Kita dalam Kehidupan Bumi & Bulan

Sayidina Ali
Chapter #12

Bumi: Mencoba Kabur

Bulan purnama bersinar dengan gagah dan berani. Cahayanya membantu Bumi, Kimat, dan Bintang untuk melihat jalanan di malam hari. Sinar bulan membantu menerangi jalanan yang sepi, namun tidak ada seorang pun yang terlihat malam itu. Sepanjang jalan, mereka hanya melihat bangunan-bangunan yang sudah terbakar dan hanya tersisa puing-puingnya. Beruntungnya, api tidak benar-benar menghanguskan beberapa bangunan sepenuhnya.

Saat terus berlari dengan kencang, Bumi terkejut dengan pemandangan yang dilihatnya. Setiap bangunan tidak utuh, banyak yang memiliki kaca pecah, coretan nama toko, dan beberapa tampaknya telah dijarah karena isinya telah hilang.

Mereka berlari menjauh dari orang misterius dan sopirnya yang mengejar mereka. Saat hendak kabur, sayangnya Kimat tidak sengaja menjatuhkan barang berbahan dasar seng yang mengeluarkan suara keras. Mereka menyadari bahwa mereka telah ketahuan. Beruntung, orang-orang yang mengejar mereka tertinggal cukup jauh.

Namun, sekarang Bumi dan yang lainnya harus melewati sebuah pemukiman warga yang sangat padat. Karena bangunan yang padat dan jalanan yang sempit, mereka memutuskan untuk mengurangi kecepatan larinya agar tidak menarik perhatian. Mereka berusaha berpura-pura seperti warga sekitar dengan berjalan santai.

"Bumi, aku rasa ada seseorang yang mengikuti kita," ucap Bintang yang melihat ke belakang.

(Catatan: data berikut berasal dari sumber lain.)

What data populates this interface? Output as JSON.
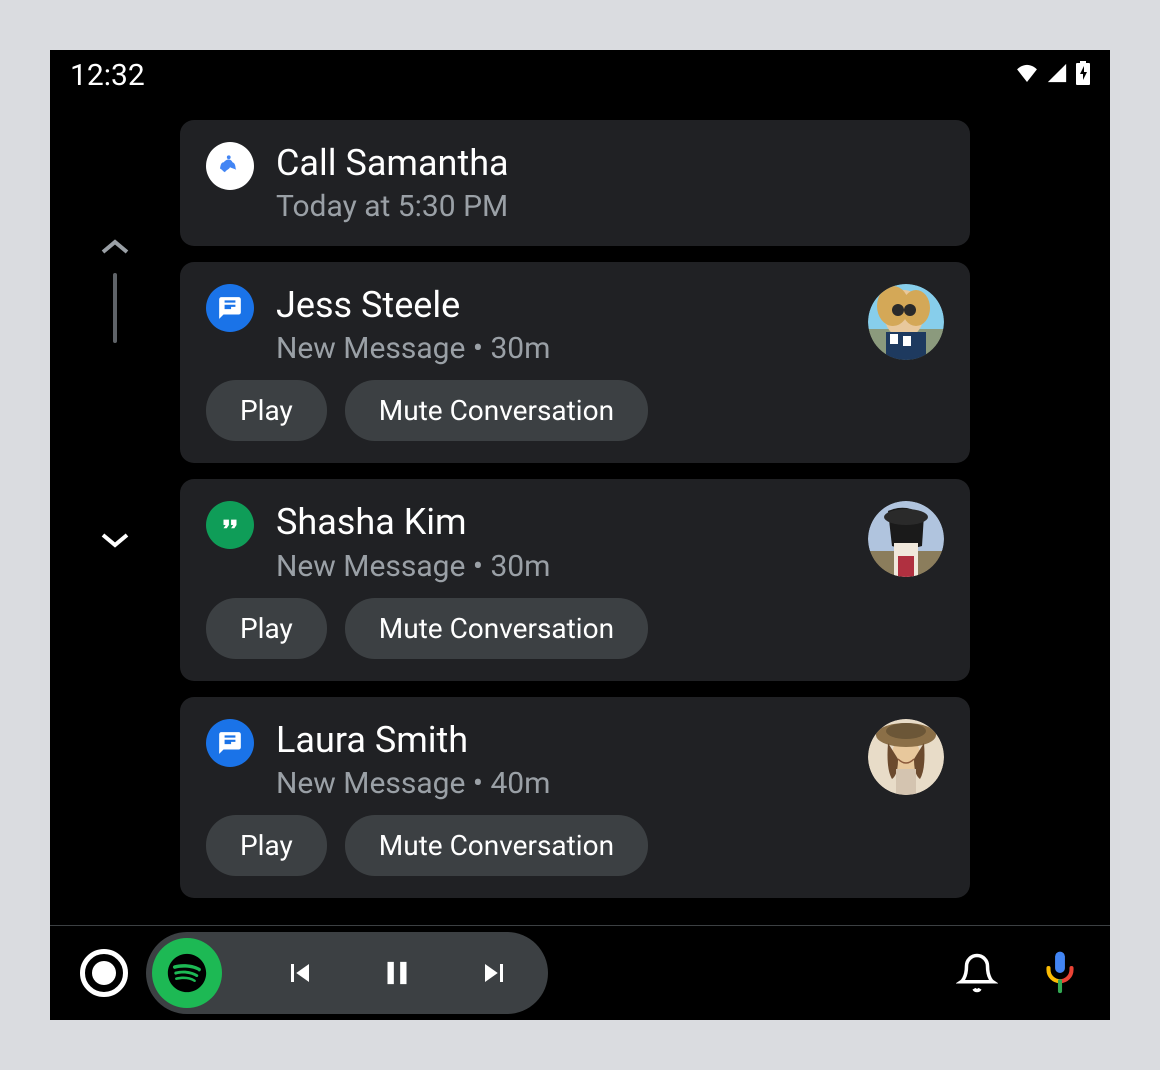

Orang yang mengejar mereka sadar bahwa mereka mungkin telah ketahuan. Dia berhenti di depan gerobak siomay milik warga, sehingga Bumi dan Kimat tetap bersikap santai, sementara Bintang tetap khawatir.

"Tidak, itu hanya imajinasimu saja," ucap Kimat, mencoba menenangkan Bintang.

"Sepertinya kita harus berpisah," ucap Bumi, membuat keputusan tiba-tiba.

"Hah, yang benar saja? Bahkan dalam kondisi menegangkan sekalipun, kamu masih saja menjengkelkan," Kimat bereaksi dengan sangat cepat dan dengan nada yang sangat marah akibat ucapan Bumi yang dinilai terlalu mementingkan diri sendiri.

"Apa maksudmu?" tanya Bumi bingung.

"Hei, coba kamu pikirkan baik-baik akibat dari tindakanmu selama ini. Apakah kamu tidak berpikir bahwa apa yang baru saja kita lewati adalah akibat dari tindakanmu? Bangunan-bangunan itu dibakar oleh warga karena doktrin yang kamu berikan kepada mereka. Lihatlah sekarang, semuanya sudah terjadi dan menjadi sangat kacau. Jika bukan karena kamu yang dengan percaya diri pergi dengan orang yang sangat misterius itu, mungkin saat ini kita sudah baik-baik saja. Semenjak menjadi orang yang dikagumi banyak orang, kamu menjadi sangat egois!" ucap Kimat dengan penuh emosi. Dia akhirnya mengeluarkan seluruh keresahannya kepada Bumi yang sudah lama dia pendam begitu saja.

"Tapi jika tidak karena tindakan ini, maka masyarakat akan menderita terus-menerus," bela Bumi mencoba menjelaskan sambil tetap berusaha tenang.

"Rakyat mana yang kamu anggap menderita itu? Sebenarnya, kamu ini membela rakyat yang mana? Aku ini teman lamamu, kita sama-sama orang dalam di sebuah aksi. Aku sudah mengenalmu jauh sebelum mereka mengenalmu. Dulu kamu menyuarakan kebenaran dan membela kaum-kaum yang tertindas. Tetapi, sekarang kamu hanya membela apa yang ada di balik perutmu itu. Kamu hanya ingin menegakan kesejahteraan dirimu, bukan rakyat yang selalu kamu jadikan batu loncatan itu," sambung Kimat dengan kesal.